People usually start to protest, “But I use my phone as an alarm!” To this, I reply: go buy a digital alarm clock. (This actually usually stuns people.)
6. Nourish Your Body
Fueling your body with nutritious foods sets the stage for a day filled with energy and vitality. Take the time to prepare a wholesome breakfast that nourishes your body and satisfies your taste buds. Choose foods rich in nutrients and fiber, such as eggs, fruits, and vegetables. Eating mindfully and savoring each bite, enhances your enjoyment of the meal and promotes digestive health.
Make sure you drink your coffee with food on your stomach. If you don’t like breakfast food — have lunch or dinner food. If you don’t like making food in the morning, make sure to use Sundays to hard boil some eggs, rinse some fruit, and have some other “grab and go” options available.
7. Practice Presence
As you go about your morning routine, strive to be fully present in each moment. Resist the temptation to multitask or rush through tasks mindlessly. Instead, bring your full attention to whatever you’re doing, whether it’s brushing your teeth, making breakfast, or getting dressed. By practicing presence, you cultivate a sense of mindfulness that carries you through the rest of the day.
A helpful specific here is also one that might be tough but: when you’re walking to work or the bus or the train: don’t put headphones in. Just be quiet for that walk. Let your mind wander and dream and have some “play time” for 10 minutes.

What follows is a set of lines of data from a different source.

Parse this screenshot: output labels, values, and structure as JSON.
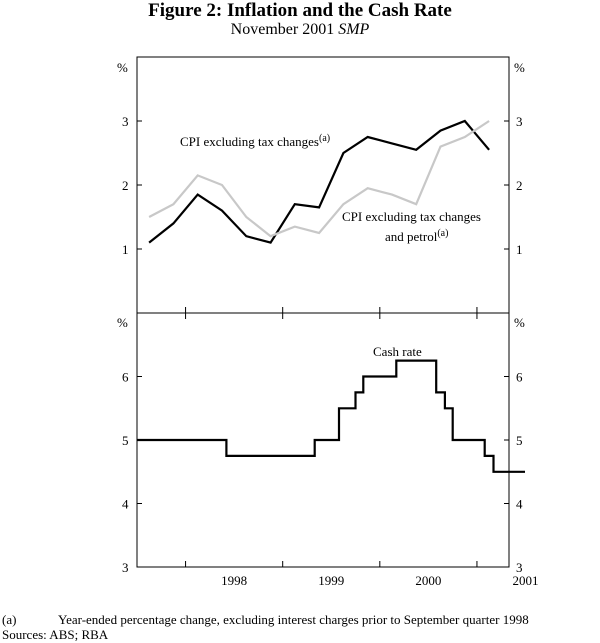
{
  "title": "Figure 2: Inflation and the Cash Rate",
  "subtitle_main": "November 2001 ",
  "subtitle_italic": "SMP",
  "footnote_marker": "(a)",
  "footnote_text": "Year-ended percentage change, excluding interest charges prior to September quarter 1998",
  "sources": "Sources: ABS; RBA",
  "chart_data": [
    {
      "type": "line",
      "panel": "top",
      "unit_label": "%",
      "ylim": [
        0,
        4
      ],
      "yticks": [
        1,
        2,
        3
      ],
      "series": [
        {
          "name": "CPI excluding tax changes",
          "superscript": "(a)",
          "color": "#000000",
          "x": [
            1997.625,
            1997.875,
            1998.125,
            1998.375,
            1998.625,
            1998.875,
            1999.125,
            1999.375,
            1999.625,
            1999.875,
            2000.125,
            2000.375,
            2000.625,
            2000.875,
            2001.125
          ],
          "values": [
            1.1,
            1.4,
            1.85,
            1.6,
            1.2,
            1.1,
            1.7,
            1.65,
            2.5,
            2.75,
            2.65,
            2.55,
            2.85,
            3.0,
            2.55
          ]
        },
        {
          "name": "CPI excluding tax changes",
          "name_line2": "and petrol",
          "superscript": "(a)",
          "color": "#c8c8c8",
          "x": [
            1997.625,
            1997.875,
            1998.125,
            1998.375,
            1998.625,
            1998.875,
            1999.125,
            1999.375,
            1999.625,
            1999.875,
            2000.125,
            2000.375,
            2000.625,
            2000.875,
            2001.125
          ],
          "values": [
            1.5,
            1.7,
            2.15,
            2.0,
            1.5,
            1.2,
            1.35,
            1.25,
            1.7,
            1.95,
            1.85,
            1.7,
            2.6,
            2.75,
            3.0
          ]
        }
      ]
    },
    {
      "type": "line",
      "panel": "bottom",
      "step": true,
      "unit_label": "%",
      "ylim": [
        3,
        7
      ],
      "yticks": [
        3,
        4,
        5,
        6
      ],
      "xlabels": [
        "1998",
        "1999",
        "2000",
        "2001"
      ],
      "series": [
        {
          "name": "Cash rate",
          "color": "#000000",
          "x": [
            1997.5,
            1998.42,
            1999.33,
            1999.58,
            1999.75,
            1999.83,
            1999.92,
            2000.17,
            2000.58,
            2000.67,
            2000.75,
            2001.08,
            2001.17,
            2001.33
          ],
          "values": [
            5.0,
            4.75,
            5.0,
            5.5,
            5.75,
            6.0,
            6.0,
            6.25,
            5.75,
            5.5,
            5.0,
            4.75,
            4.5,
            4.5
          ]
        }
      ]
    }
  ],
  "panel_labels": {
    "cpi_line1": "CPI excluding tax changes",
    "cpi_sup": "(a)",
    "petrol_line1": "CPI excluding tax changes",
    "petrol_line2": "and petrol",
    "petrol_sup": "(a)",
    "cash_rate": "Cash rate"
  }
}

It’s good for you, and while it may be uncomfortable at first, it’ll be really healthy and really helpful!
Well, there you have it: my 7 tips for a mindful morning routine to help you prevent burnout. Do they sound tough? Easy? Not for you? I encourage you to give one a try. Then layer another on top, and keep taking it from there.
Both in my own life, and as a therapist supporting others, I’ve experienced and seen these tips have an amazingly positive impact not only on the morning, but the entire day.
And when day after day adds up to be “good”…..there’s a good life.